Juste à cet instant, en effet, la porte de la maison s’ouvrit et un jeune homme en sortit. Il portait un costume trois pièces, gris anthracite. Il s’immobilisa à mi-perron pour regarder sa montre. Comme à un signal, un taxi londonien noir descendit la pente et l’homme finit de descendre les marches pour sauter dedans.
Un mètre soixante-quinze, soixante-dix-huit, soixante-quinze kilos, estima Dominic. Un mince filet de barbe noire, comme un pirate de cinéma. Le connard devrait arborer un sabre… mais non.
« Plus jeune que nous », observa Brian alors qu’ils continuaient de marcher.
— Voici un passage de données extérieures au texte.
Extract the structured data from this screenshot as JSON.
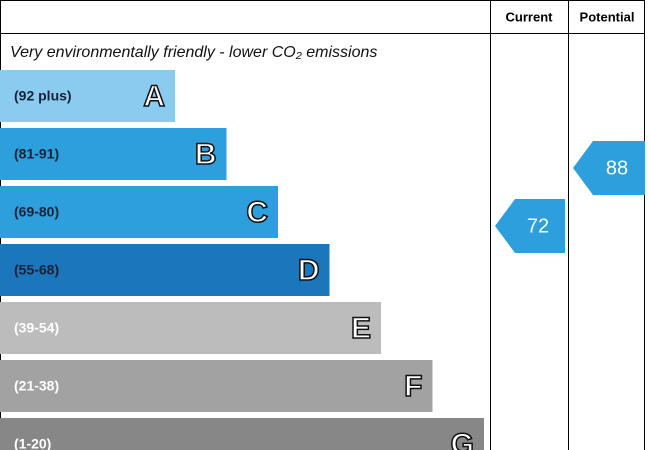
{
  "chart_data": {
    "type": "epc",
    "headers": [
      "Current",
      "Potential"
    ],
    "subtitle": "Very environmentally friendly - lower CO₂ emissions",
    "bands": [
      {
        "label": "(92 plus)",
        "letter": "A",
        "color": "#8ccbf0"
      },
      {
        "label": "(81-91)",
        "letter": "B",
        "color": "#2d9fdc"
      },
      {
        "label": "(69-80)",
        "letter": "C",
        "color": "#2d9fdc"
      },
      {
        "label": "(55-68)",
        "letter": "D",
        "color": "#1b76bc"
      },
      {
        "label": "(39-54)",
        "letter": "E",
        "color": "#bcbcbc"
      },
      {
        "label": "(21-38)",
        "letter": "F",
        "color": "#a2a2a2"
      },
      {
        "label": "(1-20)",
        "letter": "G",
        "color": "#878787"
      }
    ],
    "current": 72,
    "potential": 88
  }
}
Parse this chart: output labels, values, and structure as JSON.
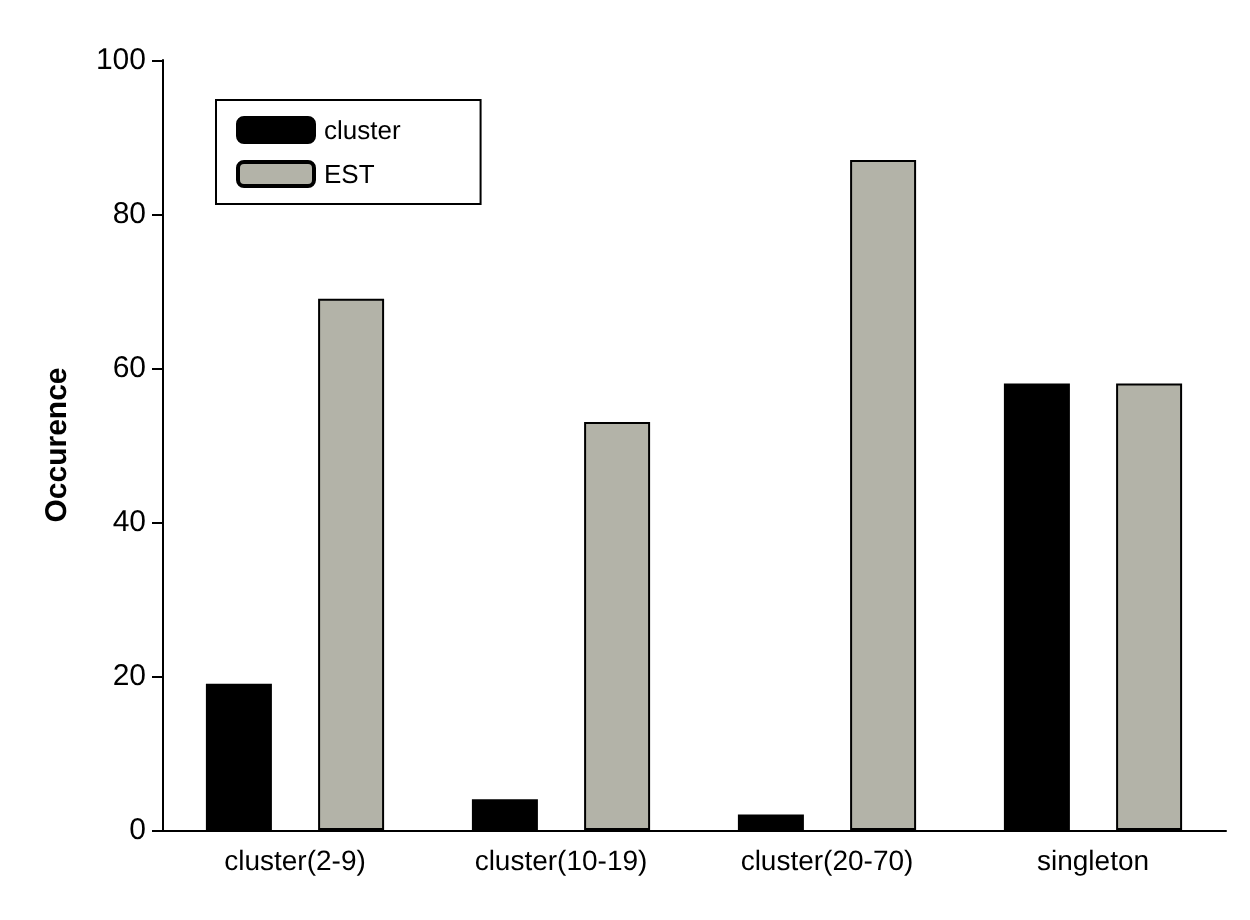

Puis, sur l’initiative de Dominic, ils traversèrent le parc pour revenir par l’autre côté, ralentissant pour jeter un regard d’envie sur l’Aston-Martin avant de poursuivre leur chemin. L’hôtel avait une cafétéria où ils prirent un café avec un petit déjeuner léger – croissants et confiture.
« J’aime pas trop l’idée de cette surveillance policière sur notre oiseau, dit Brian.
– C’est inévitable. Les Rosbifs doivent le trouver un peu louche, eux aussi. Mais il va juste avoir un infarctus aigu, souviens-toi. C’est pas comme si on le flinguait, même avec une arme à silencieux. Pas de bruit, pas de traces.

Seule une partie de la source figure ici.